Since the end of apartheid in 1994, workers have won steady wage increases, but millions of jobless South Africans have missed out on the gains, becoming reliant on the state or relatives for help.
Income inequality in South Africa, already among the world’s highest, has grown worse since the former liberation movement African National Congress took over after the end of white-minority rule.
Modise and his 33-year-old colleague Soko speak bitterly about living conditions in Ikanini, where there is no running water or electricity, compared with the prosperity of mine managers who live nearby.
The unrest has also led to job losses; Amplats on Friday sacked 12,000 wildcat strikers, and the next day Atlatsa Resources ATL.V dismissed some of the 2,500 workers who went on strike this week at its Bokoni platinum mine.
Each miner supports on average eight to 10 people, often living in abject poverty, according to industry data, so the sackings could cut off income to more than 100,000 people.
Strikers said at the weekend they would stay off the job to press the mining giant Amplats to take the workers back.
The head of the National Union of Mineworkers warned of renewed violence. The labour strife has already led to the death of 49 people since August, including 34 shot dead by police at Lonmin’s Marikana platinum on August 16 - the worst security incident in ANC rule.
In terms of lost working days, the strikes this year are relatively mild, but the unrest is by far the most violent since the end of apartheid.
In 2011, 6.2 million working days were lost to strikes. The number so far this year is less than 2 million working days, according to the Andrew Levy Employment, a labour consultancy.
President Jacob Zuma’s ruling ANC and its governing alliance partner, the COSATU labour federation, have kept a lid on strikes by pushing deals for incremental wage raises, thereby guaranteeing a steady labour supply.
The strikes are now beyond the control of the government and COSATU, as fed-up workers hold out for big pay rises, in some cases double or triple their salaries.
In one of the largest blows to the ANC-COSATU labour alliance forged in the struggle to end apartheid, wildcat strikers at Lonmin’s Marikana mine reached a deal in September for yearly wage increases as high as 22 percent.
Within hours, workers at nearby platinum mines called for similar deals. In the days that followed, wildcat strikes hit sectors including gold, iron and car manufacturing.
“Marikana is the future of labour relations in South Africa,” said Loane Sharp, a labour economist at staffing firm Adcorp.

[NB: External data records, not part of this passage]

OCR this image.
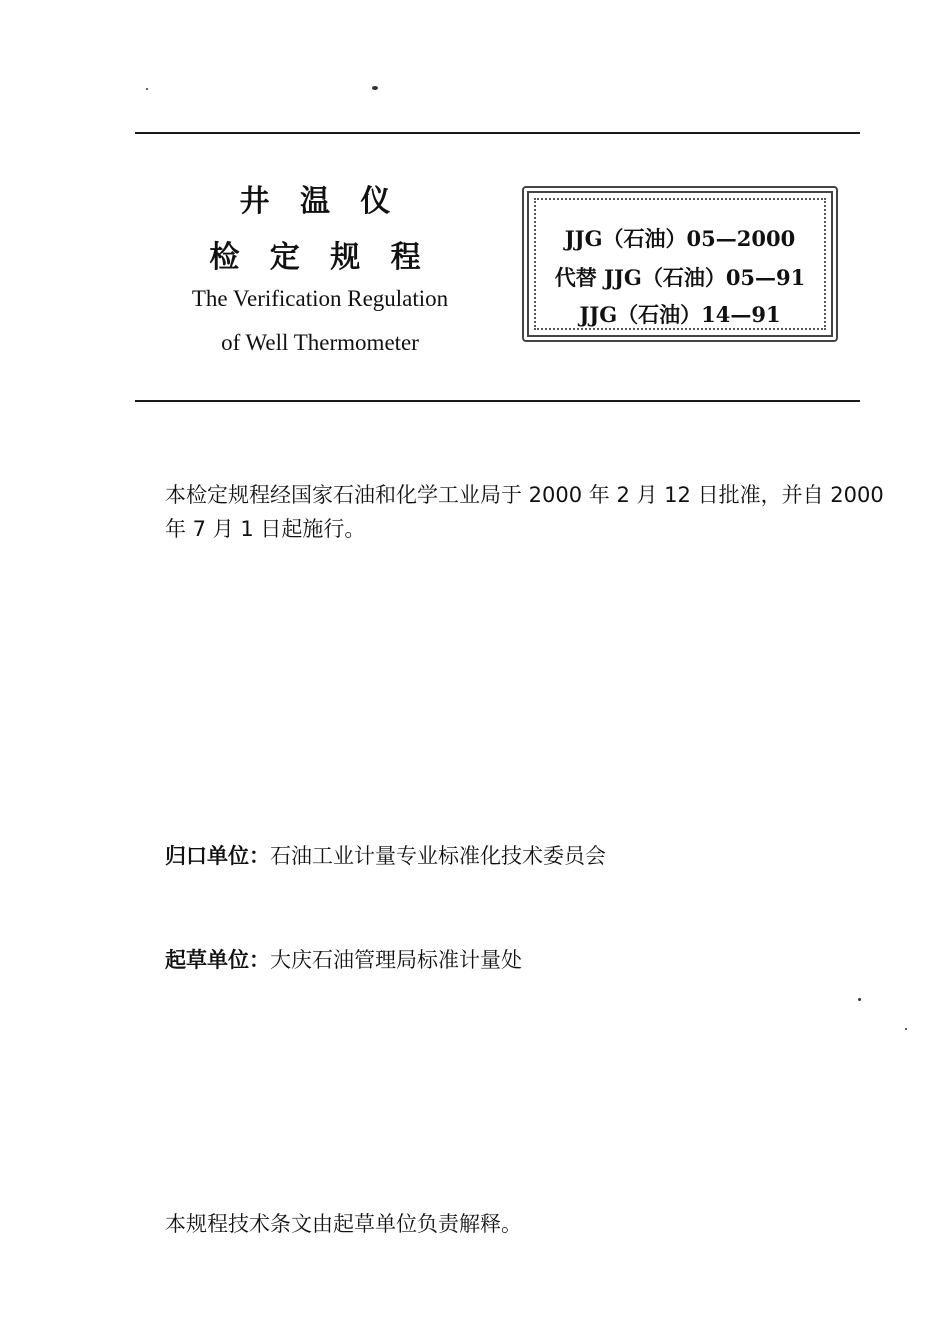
井 温 仪
检 定 规 程
The Verification Regulation
of Well Thermometer
JJG（石油）05—2000
代替 JJG（石油）05—91
JJG（石油）14—91
本检定规程经国家石油和化学工业局于 2000 年 2 月 12 日批准，并自 2000 年 7 月 1 日起施行。
归口单位：石油工业计量专业标准化技术委员会
起草单位：大庆石油管理局标准计量处
本规程技术条文由起草单位负责解释。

“The labour strikes are so much more damaging and dangerous, but they still do not seem to be enough for government to learn the lesson that the labour market is in a shambles,” he said.
The strikes pushed the rand to 3-1/2 year lows last week and prompted Moody’s last month to cut South Africa’s government bond rating, citing the government’s difficulty in keeping up with economic challenges and widening strikes.

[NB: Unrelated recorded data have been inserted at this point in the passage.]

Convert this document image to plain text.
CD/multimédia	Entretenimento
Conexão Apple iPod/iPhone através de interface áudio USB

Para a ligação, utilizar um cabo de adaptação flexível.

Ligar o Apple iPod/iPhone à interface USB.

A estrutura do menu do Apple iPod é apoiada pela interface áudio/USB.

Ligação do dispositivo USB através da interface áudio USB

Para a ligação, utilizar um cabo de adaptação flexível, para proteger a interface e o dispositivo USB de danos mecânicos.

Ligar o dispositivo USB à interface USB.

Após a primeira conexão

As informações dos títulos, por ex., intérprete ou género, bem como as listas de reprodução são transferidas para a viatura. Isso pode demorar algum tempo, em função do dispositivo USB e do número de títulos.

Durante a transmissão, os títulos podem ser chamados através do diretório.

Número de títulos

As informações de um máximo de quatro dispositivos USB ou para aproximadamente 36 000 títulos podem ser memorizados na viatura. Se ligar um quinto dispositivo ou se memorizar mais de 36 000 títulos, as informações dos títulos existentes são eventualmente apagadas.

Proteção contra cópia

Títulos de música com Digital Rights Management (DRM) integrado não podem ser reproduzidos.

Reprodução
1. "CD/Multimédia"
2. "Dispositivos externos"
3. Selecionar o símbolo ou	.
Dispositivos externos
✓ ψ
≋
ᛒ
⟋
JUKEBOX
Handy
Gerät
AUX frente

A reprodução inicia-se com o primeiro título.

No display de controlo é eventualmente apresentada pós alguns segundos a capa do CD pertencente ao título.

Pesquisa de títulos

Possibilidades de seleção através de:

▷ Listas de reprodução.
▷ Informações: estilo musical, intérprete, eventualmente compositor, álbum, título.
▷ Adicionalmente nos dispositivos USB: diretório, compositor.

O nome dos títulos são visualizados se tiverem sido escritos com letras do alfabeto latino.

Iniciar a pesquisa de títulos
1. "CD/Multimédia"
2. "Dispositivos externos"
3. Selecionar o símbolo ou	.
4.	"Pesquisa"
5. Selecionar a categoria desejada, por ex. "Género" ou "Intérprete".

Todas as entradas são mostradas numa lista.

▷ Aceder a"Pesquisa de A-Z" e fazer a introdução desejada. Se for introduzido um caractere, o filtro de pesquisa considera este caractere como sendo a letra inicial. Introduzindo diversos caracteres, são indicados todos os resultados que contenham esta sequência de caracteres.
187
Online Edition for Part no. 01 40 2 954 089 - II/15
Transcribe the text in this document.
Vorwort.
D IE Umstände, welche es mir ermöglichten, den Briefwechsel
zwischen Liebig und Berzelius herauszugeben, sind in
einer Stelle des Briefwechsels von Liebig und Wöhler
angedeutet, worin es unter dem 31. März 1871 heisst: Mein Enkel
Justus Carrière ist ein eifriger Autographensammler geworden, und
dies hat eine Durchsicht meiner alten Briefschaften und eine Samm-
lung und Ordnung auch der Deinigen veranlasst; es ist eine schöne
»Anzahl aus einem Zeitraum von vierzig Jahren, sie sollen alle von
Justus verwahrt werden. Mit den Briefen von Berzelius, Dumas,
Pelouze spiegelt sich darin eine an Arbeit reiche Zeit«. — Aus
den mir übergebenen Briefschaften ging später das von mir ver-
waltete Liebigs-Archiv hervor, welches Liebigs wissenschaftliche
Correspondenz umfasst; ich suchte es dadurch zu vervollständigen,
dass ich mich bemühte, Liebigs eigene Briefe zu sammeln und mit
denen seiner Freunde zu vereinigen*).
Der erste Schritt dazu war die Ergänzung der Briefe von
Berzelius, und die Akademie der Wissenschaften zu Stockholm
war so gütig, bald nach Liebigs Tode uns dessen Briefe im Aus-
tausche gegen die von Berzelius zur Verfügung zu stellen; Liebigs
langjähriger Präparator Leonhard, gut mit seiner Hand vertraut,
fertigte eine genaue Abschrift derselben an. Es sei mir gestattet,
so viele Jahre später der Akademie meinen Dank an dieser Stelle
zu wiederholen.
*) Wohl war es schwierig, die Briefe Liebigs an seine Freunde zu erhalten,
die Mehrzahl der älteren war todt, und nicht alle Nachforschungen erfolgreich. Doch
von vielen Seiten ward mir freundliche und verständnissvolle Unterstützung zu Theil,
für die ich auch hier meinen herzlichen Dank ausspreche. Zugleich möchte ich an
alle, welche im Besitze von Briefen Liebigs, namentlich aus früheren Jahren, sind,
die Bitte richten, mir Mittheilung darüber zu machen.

“The South African government has not implemented the kinds of policies to deal with these structural pressures. They are boiling over to the loss of legitimacy for the main, post-apartheid institutions, including the unions and the ANC,” said Mark Rosenberg, an Africa analyst at Eurasia Group.
To appease its allies in COSATU, whose 2 million members have been a powerful vote-gathering machine, the ANC has passed a raft of union-friendly labour laws that economists said have eroded competitiveness and driven up costs for employers.

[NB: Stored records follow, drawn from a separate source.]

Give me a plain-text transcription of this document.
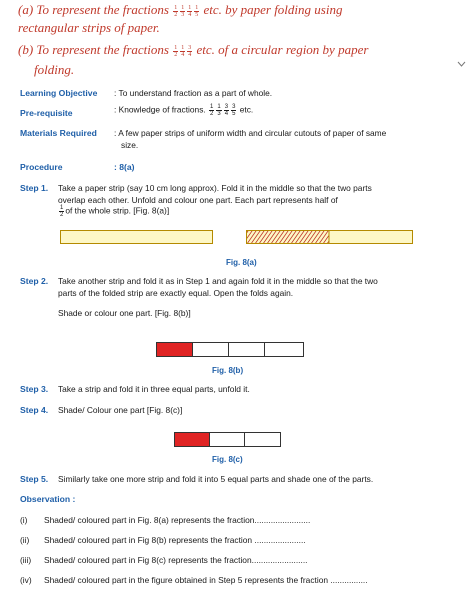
(a) To represent the fractions $\frac{1}{2} \frac{1}{3} \frac{1}{4} \frac{1}{5}$ etc. by paper folding using
rectangular strips of paper.
(b) To represent the fractions $\frac{1}{2} \frac{1}{4} \frac{3}{4}$ etc. of a circular region by paper
folding.
Learning Objective : To understand fraction as a part of whole.
Pre-requisite	: Knowledge of fractions. $\frac{1}{2} \frac{1}{3} \frac{3}{4} \frac{3}{5}$ etc.
Materials Required : A few paper strips of uniform width and circular cutouts of paper of same
size.
Procedure	: 8(a)
Step 1. Take a paper strip (say 10 cm long approx). Fold it in the middle so that the two parts
overlap each other. Unfold and colour one part. Each part represents half of
$\frac{1}{2}$ of the whole strip. [Fig. 8(a)]
Fig. 8(a)
Step 2. Take another strip and fold it as in Step 1 and again fold it in the middle so that the two
parts of the folded strip are exactly equal. Open the folds again.
Shade or colour one part. [Fig. 8(b)]
Fig. 8(b)
Step 3. Take a strip and fold it in three equal parts, unfold it.
Step 4. Shade/ Colour one part [Fig. 8(c)]
Fig. 8(c)
Step 5. Similarly take one more strip and fold it into 5 equal parts and shade one of the parts.
Observation :
(i) Shaded/ coloured part in Fig. 8(a) represents the fraction........................
(ii) Shaded/ coloured part in Fig 8(b) represents the fraction ......................
(iii) Shaded/ coloured part in Fig 8(c) represents the fraction........................
(iv) Shaded/ coloured part in the figure obtained in Step 5 represents the fraction ................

As a result, South Africa ranks worst among 144 countries in terms of employer-labour relations and next to worst in terms of overpaying unproductive workers, according to the World Economic Forum’s Global Competitiveness Report.
Nor is anything likely to change this year, with ANC leaders more preoccupied with an internal leadership election at the end of the year than the labour strife, which JP Morgan said is likely to put a dent in 2012 growth.
“South Africa is experiencing a perfect storm as weakening domestic demand coincides with large drags from strikes in mining, downward momentum in manufacturing and political news flow ahead of ANC elections at year-end,” it said in a research note.